沖縄戦惨状の創作劇を学生熱演 岡山・津山の美作大有志が上演

6/18(日) 22:27配信

山陽新聞デジタル

 太平洋戦争末期の沖縄戦が終結した「沖縄慰霊の日」(23日)を前に、美作大・短期大学部(岡山県津山市北園町)の沖縄県人会学生有志が18日、創作劇「時をこえ」を同大体育館で上演した。市民ら約350人が、戦争に巻き込まれ多くの若者たちが命を落とした悲劇を心に刻み、平和への思いを新たにした。

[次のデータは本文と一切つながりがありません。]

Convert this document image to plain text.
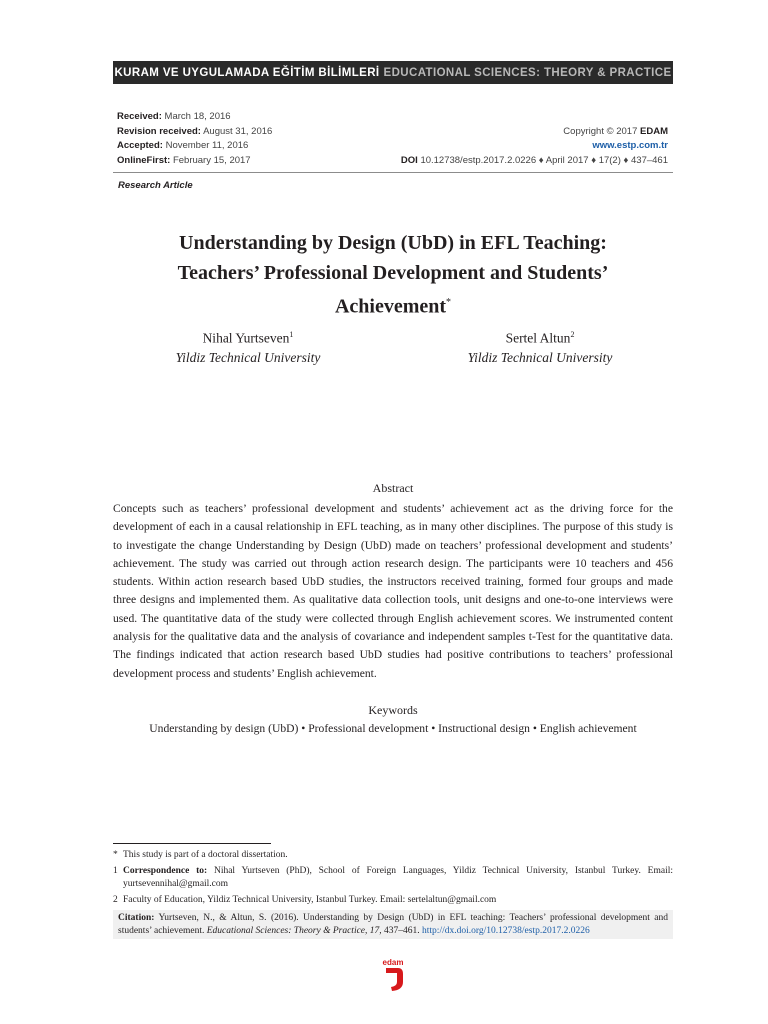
KURAM VE UYGULAMADA EĞİTİM BİLİMLERİ EDUCATIONAL SCIENCES: THEORY & PRACTICE
Received: March 18, 2016
Revision received: August 31, 2016
Accepted: November 11, 2016
OnlineFirst: February 15, 2017
Copyright © 2017 EDAM
www.estp.com.tr
DOI 10.12738/estp.2017.2.0226 ♦ April 2017 ♦ 17(2) ♦ 437–461
Research Article
Understanding by Design (UbD) in EFL Teaching:
Teachers’ Professional Development and Students’
Achievement*
Nihal Yurtseven$^1$
Yildiz Technical University
Sertel Altun$^2$
Yildiz Technical University
Abstract
Concepts such as teachers’ professional development and students’ achievement act as the driving force for the development of each in a causal relationship in EFL teaching, as in many other disciplines. The purpose of this study is to investigate the change Understanding by Design (UbD) made on teachers’ professional development and students’ achievement. The study was carried out through action research design. The participants were 10 teachers and 456 students. Within action research based UbD studies, the instructors received training, formed four groups and made three designs and implemented them. As qualitative data collection tools, unit designs and one-to-one interviews were used. The quantitative data of the study were collected through English achievement scores. We instrumented content analysis for the qualitative data and the analysis of covariance and independent samples t-Test for the quantitative data. The findings indicated that action research based UbD studies had positive contributions to teachers’ professional development process and students’ English achievement.
Keywords
Understanding by design (UbD) • Professional development • Instructional design • English achievement
* This study is part of a doctoral dissertation.
1 Correspondence to: Nihal Yurtseven (PhD), School of Foreign Languages, Yildiz Technical University, Istanbul Turkey. Email: yurtsevennihal@gmail.com
2 Faculty of Education, Yildiz Technical University, Istanbul Turkey. Email: sertelaltun@gmail.com
Citation: Yurtseven, N., & Altun, S. (2016). Understanding by Design (UbD) in EFL teaching: Teachers’ professional development and students’ achievement. Educational Sciences: Theory & Practice, 17, 437–461. http://dx.doi.org/10.12738/estp.2017.2.0226
edam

 戦時中にひめゆり学徒隊として戦地で負傷兵を治療した「おばぁ」が小学校の平和集会で自らの記憶を語りながら当時を回想するストーリー。防空壕(ごう)で泣きやまない赤ん坊を殺すよう命令する日本兵や「米兵に殺されるくらいなら」と手りゅう弾で集団自決した女学生らを学生65人が熱演した。戦前の陽気な農村風景から一変した惨状に観衆が引き込まれた。

 小学生の娘らと訪れた自営業男性(53)=同市=は「詳しく知らなかった沖縄のつらい過去を学生に教えてもらい、心を打たれた。子どもにも平和の大切さをいつまでも忘れないでもらいたい」と話した。

 劇は1945年3月から日米双方で20万人以上が死亡したとされる沖縄戦について広く知ってもらおうと2013年から毎年、オリジナルのシナリオで上演している。